26/04/2026
There’s a difference between what you can do
and what your system can maintain.
High-performers rarely confuse the two at the beginning.
You can take the extra project.
You can lead the transition.
You can absorb the tension in the room.
You can adapt to the new culture faster than anyone else.
𝗖𝗮𝗽𝗮𝗰𝗶𝘁𝘆 𝗶𝘀 𝗻𝗼𝘁 𝘁𝗵𝗲 𝗶𝘀𝘀𝘂𝗲.
𝗦𝘂𝘀𝘁𝗮𝗶𝗻𝗮𝗯𝗶𝗹𝗶𝘁𝘆 𝗶𝘀.
Your nervous system keeps a different ledger than your CV.
It tracks:
- Sleep that never fully restores.
- Meetings that leave a subtle residue.
- The effort of translating yourself across cultures.
- The micro-adjustments you make to stay effective.
𝗙𝗼𝗿 𝗮 𝘄𝗵𝗶𝗹𝗲, 𝘆𝗼𝘂 𝗰𝗮𝗻 𝗰𝗮𝗿𝗿𝘆 𝗺𝗼𝗿𝗲 𝘁𝗵𝗮𝗻 𝗶𝘀 𝗿𝗲𝗮𝘀𝗼𝗻𝗮𝗯𝗹𝗲.

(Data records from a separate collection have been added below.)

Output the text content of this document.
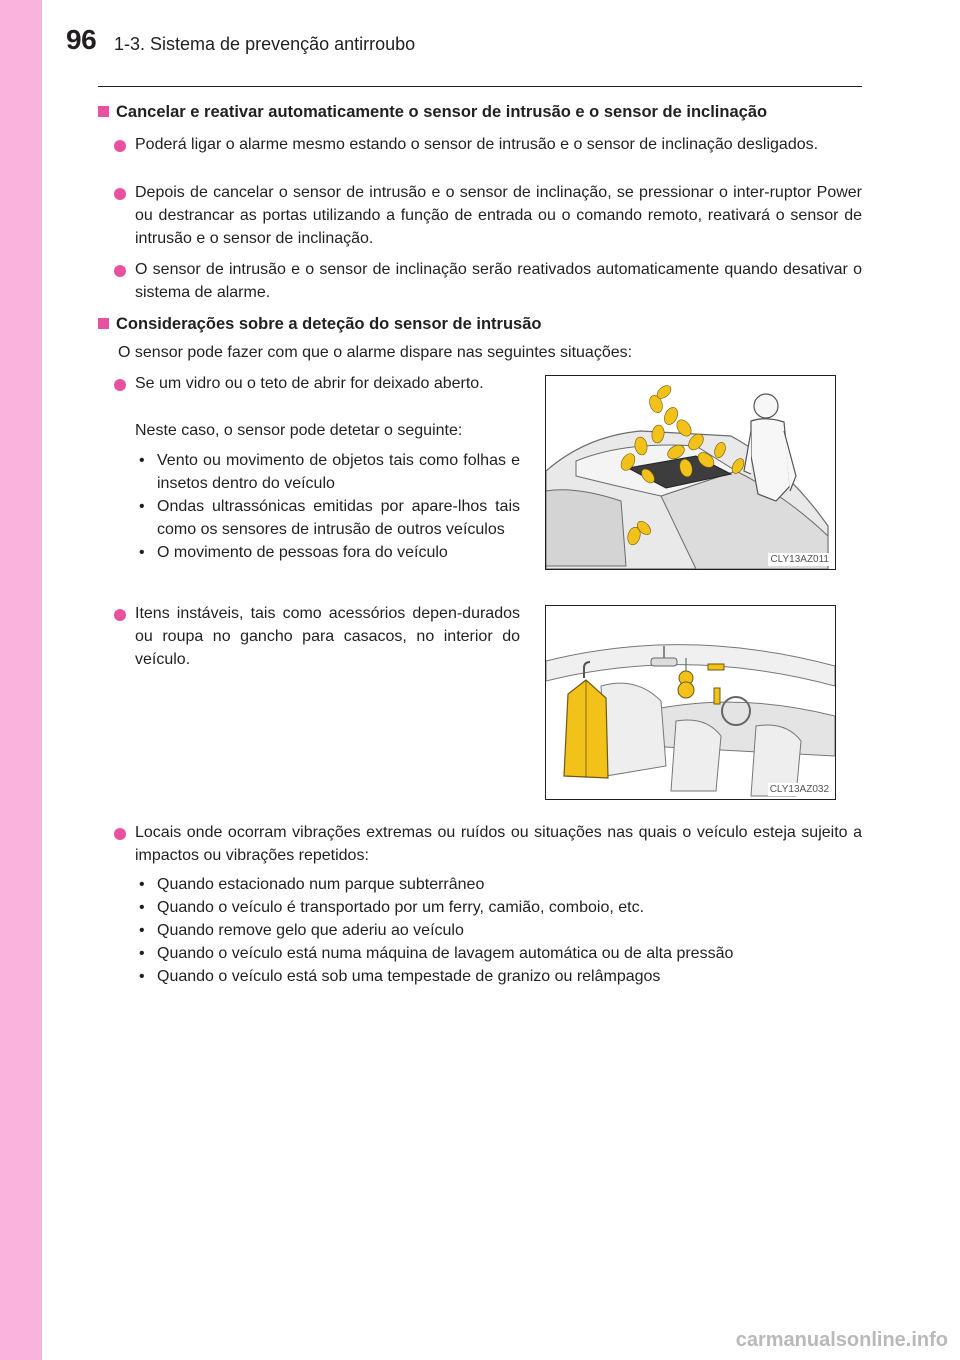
96 1-3. Sistema de prevenção antirroubo
Cancelar e reativar automaticamente o sensor de intrusão e o sensor de inclinação
Poderá ligar o alarme mesmo estando o sensor de intrusão e o sensor de inclinação desligados.
Depois de cancelar o sensor de intrusão e o sensor de inclinação, se pressionar o inter-ruptor Power ou destrancar as portas utilizando a função de entrada ou o comando remoto, reativará o sensor de intrusão e o sensor de inclinação.
O sensor de intrusão e o sensor de inclinação serão reativados automaticamente quando desativar o sistema de alarme.
Considerações sobre a deteção do sensor de intrusão
O sensor pode fazer com que o alarme dispare nas seguintes situações:
Se um vidro ou o teto de abrir for deixado aberto.
Neste caso, o sensor pode detetar o seguinte:
• Vento ou movimento de objetos tais como folhas e insetos dentro do veículo
• Ondas ultrassónicas emitidas por apare-lhos tais como os sensores de intrusão de outros veículos
• O movimento de pessoas fora do veículo	CLY13AZ011
Itens instáveis, tais como acessórios depen-durados ou roupa no gancho para casacos, no interior do veículo.
CLY13AZ032
Locais onde ocorram vibrações extremas ou ruídos ou situações nas quais o veículo esteja sujeito a impactos ou vibrações repetidos:
• Quando estacionado num parque subterrâneo
• Quando o veículo é transportado por um ferry, camião, comboio, etc.
• Quando remove gelo que aderiu ao veículo
• Quando o veículo está numa máquina de lavagem automática ou de alta pressão
• Quando o veículo está sob uma tempestade de granizo ou relâmpagos
carmanualsonline.info
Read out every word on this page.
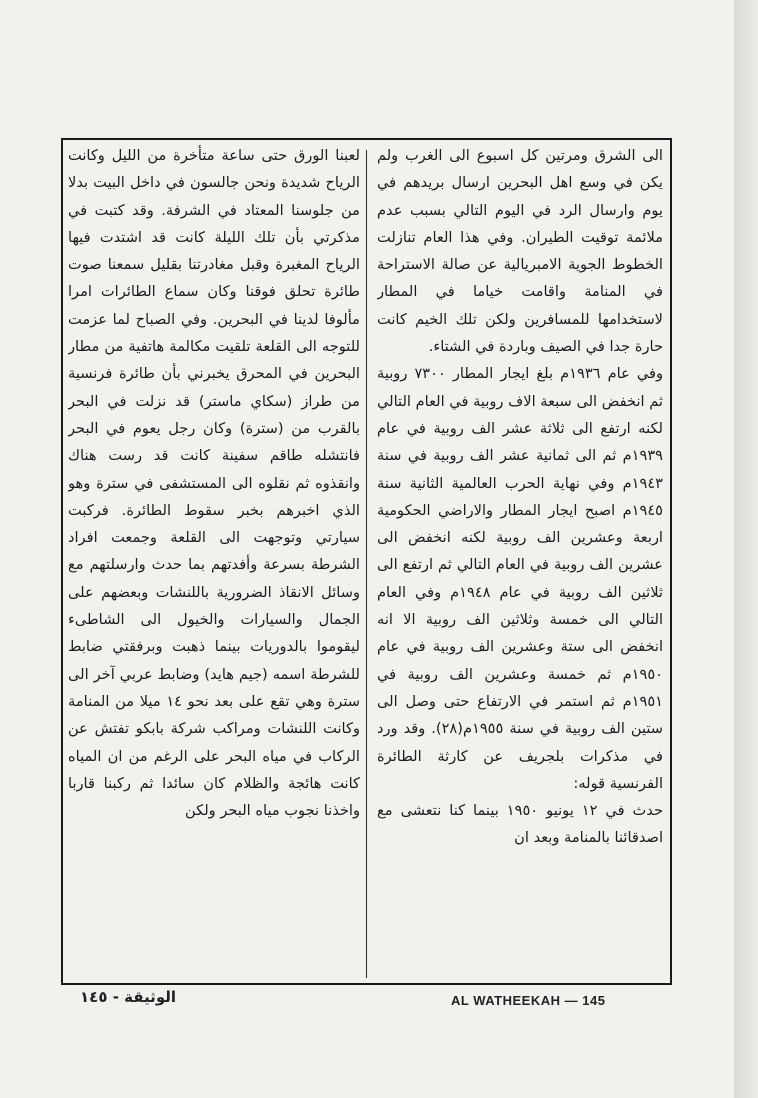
الى الشرق ومرتين كل اسبوع الى الغرب ولم يكن في وسع اهل البحرين ارسال بريدهم في يوم وارسال الرد في اليوم التالي بسبب عدم ملائمة توقيت الطيران. وفي هذا العام تنازلت الخطوط الجوية الامبريالية عن صالة الاستراحة في المنامة واقامت خياما في المطار لاستخدامها للمسافرين ولكن تلك الخيم كانت حارة جدا في الصيف وباردة في الشتاء.

وفي عام ١٩٣٦م بلغ ايجار المطار ٧٣٠٠ روبية ثم انخفض الى سبعة الاف روبية في العام التالي لكنه ارتفع الى ثلاثة عشر الف روبية في عام ١٩٣٩م ثم الى ثمانية عشر الف روبية في سنة ١٩٤٣م وفي نهاية الحرب العالمية الثانية سنة ١٩٤٥م اصبح ايجار المطار والاراضي الحكومية اربعة وعشرين الف روبية لكنه انخفض الى عشرين الف روبية في العام التالي ثم ارتفع الى ثلاثين الف روبية في عام ١٩٤٨م وفي العام التالي الى خمسة وثلاثين الف روبية الا انه انخفض الى ستة وعشرين الف روبية في عام ١٩٥٠م ثم خمسة وعشرين الف روبية في ١٩٥١م ثم استمر في الارتفاع حتى وصل الى ستين الف روبية في سنة ١٩٥٥م(٢٨). وقد ورد في مذكرات بلجريف عن كارثة الطائرة الفرنسية قوله:

حدث في ١٢ يونيو ١٩٥٠ بينما كنا نتعشى مع اصدقائنا بالمنامة وبعد ان

لعبنا الورق حتى ساعة متأخرة من الليل وكانت الرياح شديدة ونحن جالسون في داخل البيت بدلا من جلوسنا المعتاد في الشرفة. وقد كتبت في مذكرتي بأن تلك الليلة كانت قد اشتدت فيها الرياح المغبرة وقبل مغادرتنا بقليل سمعنا صوت طائرة تحلق فوقنا وكان سماع الطائرات امرا مألوفا لدينا في البحرين. وفي الصباح لما عزمت للتوجه الى القلعة تلقيت مكالمة هاتفية من مطار البحرين في المحرق يخبرني بأن طائرة فرنسية من طراز (سكاي ماستر) قد نزلت في البحر بالقرب من (سترة) وكان رجل يعوم في البحر فانتشله طاقم سفينة كانت قد رست هناك وانقذوه ثم نقلوه الى المستشفى في سترة وهو الذي اخبرهم بخبر سقوط الطائرة. فركبت سيارتي وتوجهت الى القلعة وجمعت افراد الشرطة بسرعة وأفدتهم بما حدث وارسلتهم مع وسائل الانقاذ الضرورية باللنشات وبعضهم على الجمال والسيارات والخيول الى الشاطىء ليقوموا بالدوريات بينما ذهبت وبرفقتي ضابط للشرطة اسمه (جيم هايد) وضابط عربي آخر الى سترة وهي تقع على بعد نحو ١٤ ميلا من المنامة وكانت اللنشات ومراكب شركة بابكو تفتش عن الركاب في مياه البحر على الرغم من ان المياه كانت هائجة والظلام كان سائدا ثم ركبنا قاربا واخذنا نجوب مياه البحر ولكن

AL WATHEEKAH — 145
الوثيقة - ١٤٥
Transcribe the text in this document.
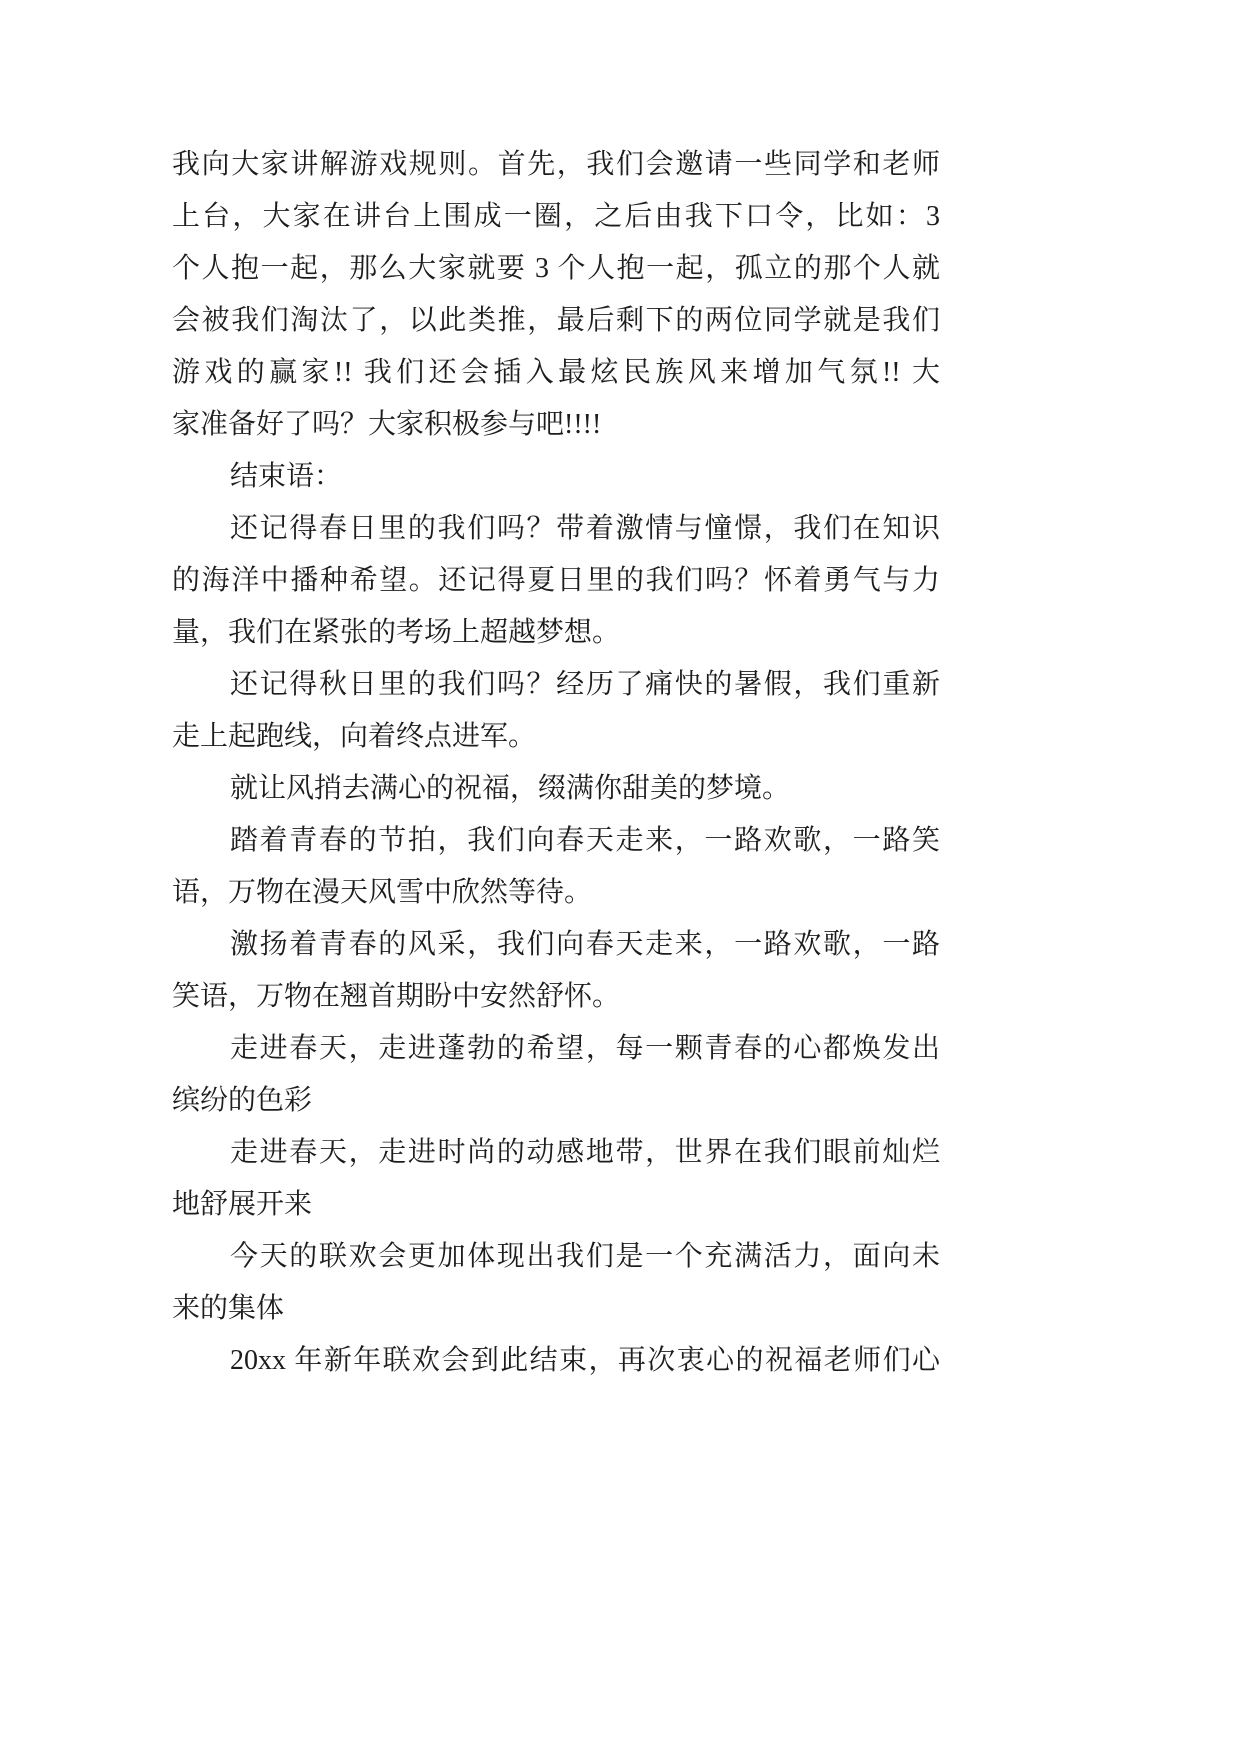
我向大家讲解游戏规则。首先，我们会邀请一些同学和老师
上台，大家在讲台上围成一圈，之后由我下口令，比如：3
个人抱一起，那么大家就要 3 个人抱一起，孤立的那个人就
会被我们淘汰了，以此类推，最后剩下的两位同学就是我们
游戏的赢家!! 我们还会插入最炫民族风来增加气氛!! 大
家准备好了吗？大家积极参与吧!!!!
结束语：
还记得春日里的我们吗？带着激情与憧憬，我们在知识
的海洋中播种希望。还记得夏日里的我们吗？怀着勇气与力
量，我们在紧张的考场上超越梦想。
还记得秋日里的我们吗？经历了痛快的暑假，我们重新
走上起跑线，向着终点进军。
就让风捎去满心的祝福，缀满你甜美的梦境。
踏着青春的节拍，我们向春天走来，一路欢歌，一路笑
语，万物在漫天风雪中欣然等待。
激扬着青春的风采，我们向春天走来，一路欢歌，一路
笑语，万物在翘首期盼中安然舒怀。
走进春天，走进蓬勃的希望，每一颗青春的心都焕发出
缤纷的色彩
走进春天，走进时尚的动感地带，世界在我们眼前灿烂
地舒展开来
今天的联欢会更加体现出我们是一个充满活力，面向未
来的集体
20xx 年新年联欢会到此结束，再次衷心的祝福老师们心
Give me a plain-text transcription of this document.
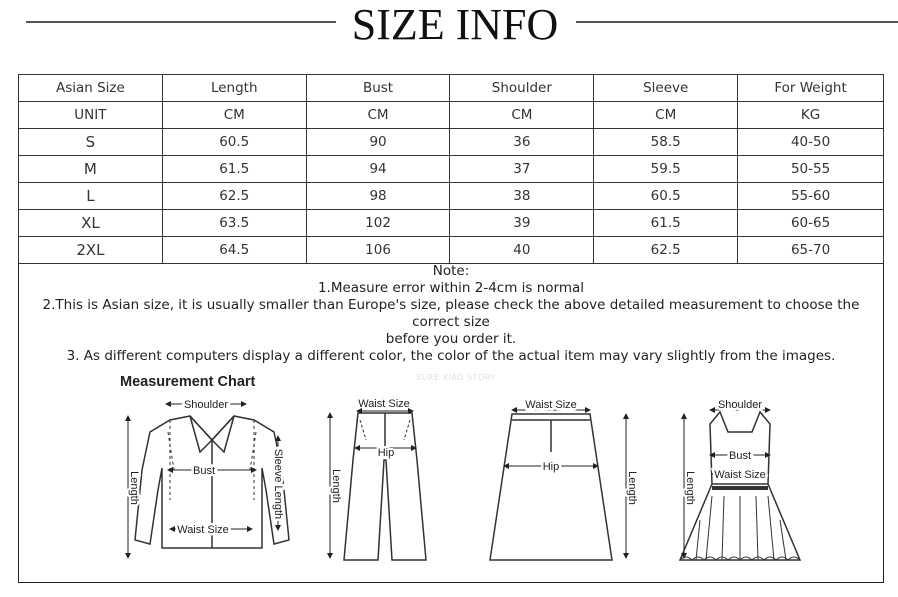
SIZE INFO
Asian Size	Length	Bust	Shoulder	Sleeve	For Weight
UNIT	CM	CM	CM	CM	KG
S	60.5	90	36	58.5	40-50
M	61.5	94	37	59.5	50-55
L	62.5	98	38	60.5	55-60
XL	63.5	102	39	61.5	60-65
2XL	64.5	106	40	62.5	65-70
Note:
1.Measure error within 2-4cm is normal
2.This is Asian size, it is usually smaller than Europe's size, please check the above detailed measurement to choose the correct size
before you order it.
3. As different computers display a different color, the color of the actual item may vary slightly from the images.
Measurement Chart	SURE XIAO STORY
Shoulder
Bust
Waist Size
Length	Sleeve Length
Waist Size
Hip
Length
Waist Size
Hip
Length
Shoulder
Bust
Waist Size
Length
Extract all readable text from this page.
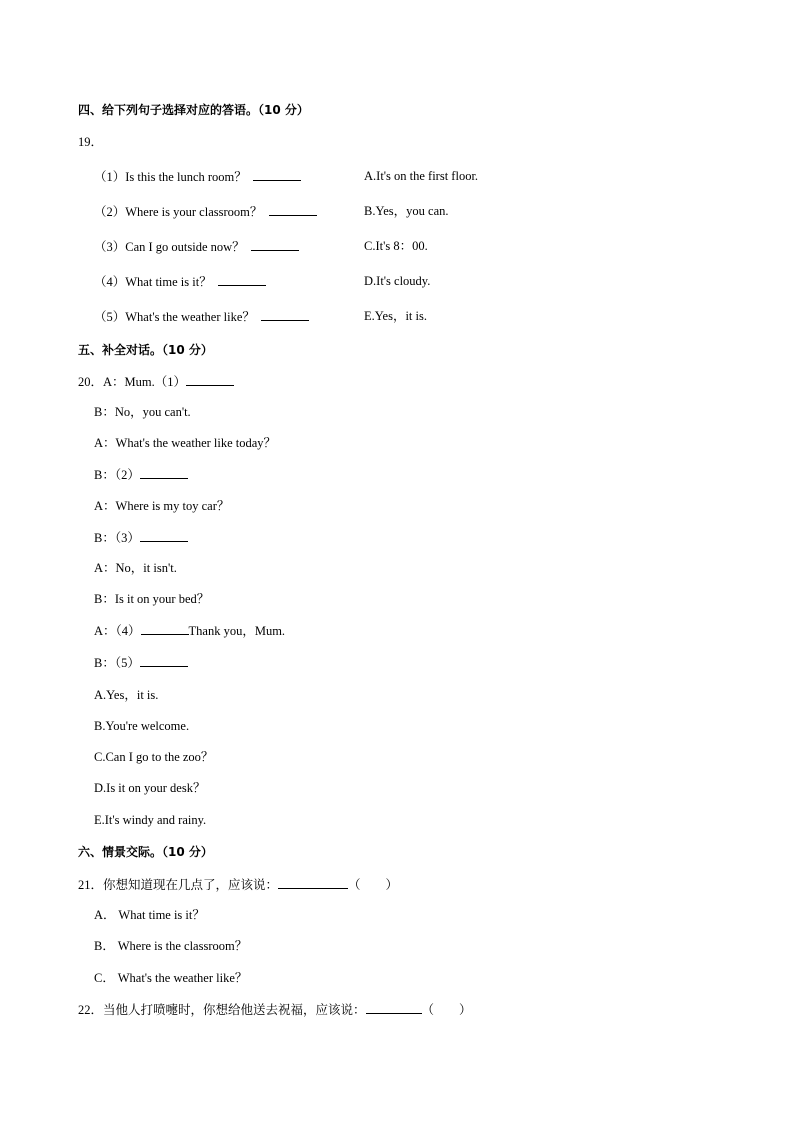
四、给下列句子选择对应的答语。（10 分）
19．
（1）Is this the lunch room？	A.It's on the first floor.
（2）Where is your classroom？	B.Yes，you can.
（3）Can I go outside now？	C.It's 8：00.
（4）What time is it？	D.It's cloudy.
（5）What's the weather like？	E.Yes，it is.
五、补全对话。（10 分）
20．A：Mum.（1）
B：No，you can't.
A：What's the weather like today？
B：（2）
A：Where is my toy car？
B：（3）
A：No，it isn't.
B：Is it on your bed？
A：（4）	Thank you，Mum.
B：（5）
A.Yes，it is.
B.You're welcome.
C.Can I go to the zoo？
D.Is it on your desk？
E.It's windy and rainy.
六、情景交际。（10 分）
21．你想知道现在几点了，应该说：	（　　）
A． What time is it？
B． Where is the classroom？
C． What's the weather like？
22．当他人打喷嚏时，你想给他送去祝福，应该说：	（　　）
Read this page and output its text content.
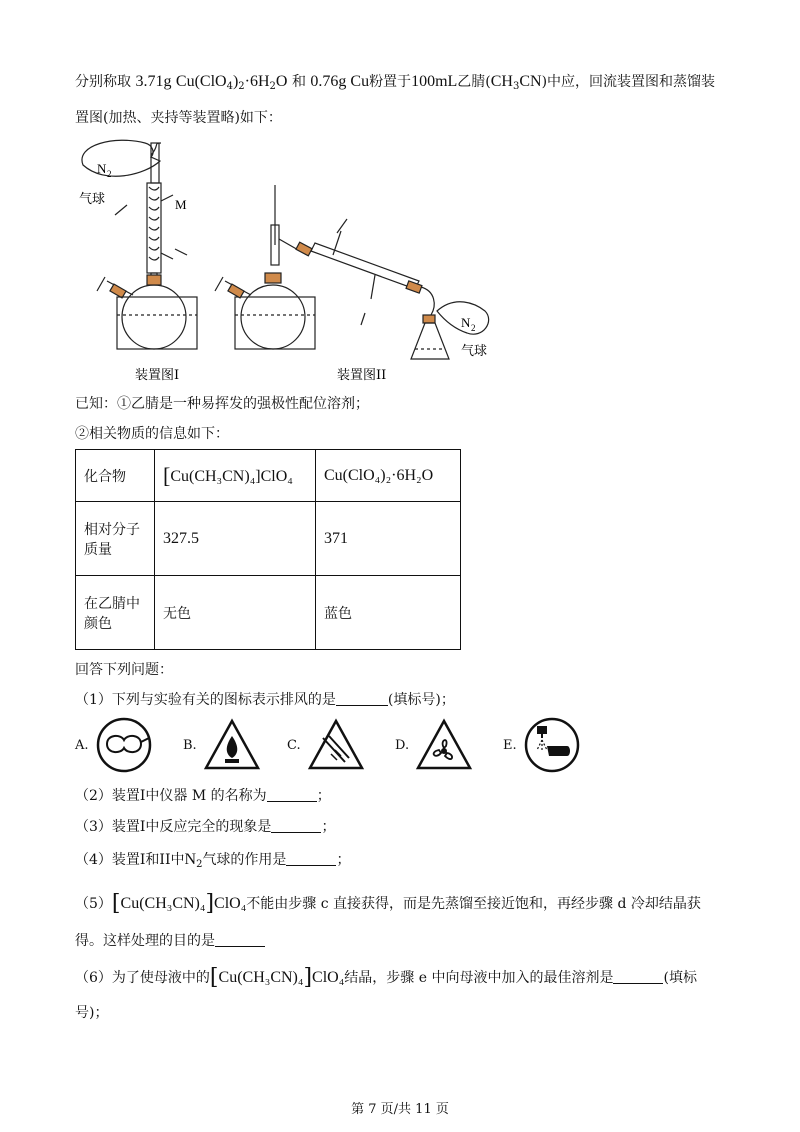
分别称取 3.71g $Cu(ClO_4)_2\cdot 6H_2O$ 和 0.76g Cu粉置于100mL乙腈$(CH_3CN)$中应，回流装置图和蒸馏装
置图(加热、夹持等装置略)如下：
N 2
气球	M
N 2
气球
装置图I	装置图II
已知：①乙腈是一种易挥发的强极性配位溶剂；
②相关物质的信息如下：
化合物	[Cu(CH₃CN)₄]ClO₄	Cu(ClO₄)₂·6H₂O

相对分子
质量	327.5	371

在乙腈中
颜色	无色	蓝色
回答下列问题：
（1）下列与实验有关的图标表示排风的是	(填标号)；
A.	B.	C.	D.	E.
（2）装置I中仪器 M 的名称为	；
（3）装置I中反应完全的现象是	；
（4）装置I和II中$N_2$气球的作用是	；
（5）[Cu(CH₃CN)₄]ClO₄不能由步骤 c 直接获得，而是先蒸馏至接近饱和，再经步骤 d 冷却结晶获
得。这样处理的目的是
（6）为了使母液中的[Cu(CH₃CN)₄]ClO₄结晶，步骤 e 中向母液中加入的最佳溶剂是	(填标
号)；
第 7 页/共 11 页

𝗛𝗶𝗴𝗵-𝗽𝗲𝗿𝗳𝗼𝗿𝗺𝗲𝗿𝘀 𝗮𝗿𝗲 𝗲𝘅𝗰𝗲𝗽𝘁𝗶𝗼𝗻𝗮𝗹𝗹𝘆 𝗴𝗼𝗼𝗱 𝗮𝘁 𝘁𝗵𝗮𝘁.
But maintenance is not about maximum output.
It’s about regulated output.
This is where I see many leaders misread the signal.
They assume strain equals growth.
They interpret depletion as proof of commitment.
They normalize operating slightly above their recovery capacity.
And because performance doesn’t immediately drop, they conclude it’s sustainable.
It isn’t.
There’s a difference between expansion and prolonged override.
One develops you.
The other accumulates cost quietly.
The question isn’t:
“What am I capable of?”
It’s:
“What can I sustain without eroding clarity, authority, or identity over time?”
High performance is impressive.
Sustained, regulated leadership is strategic.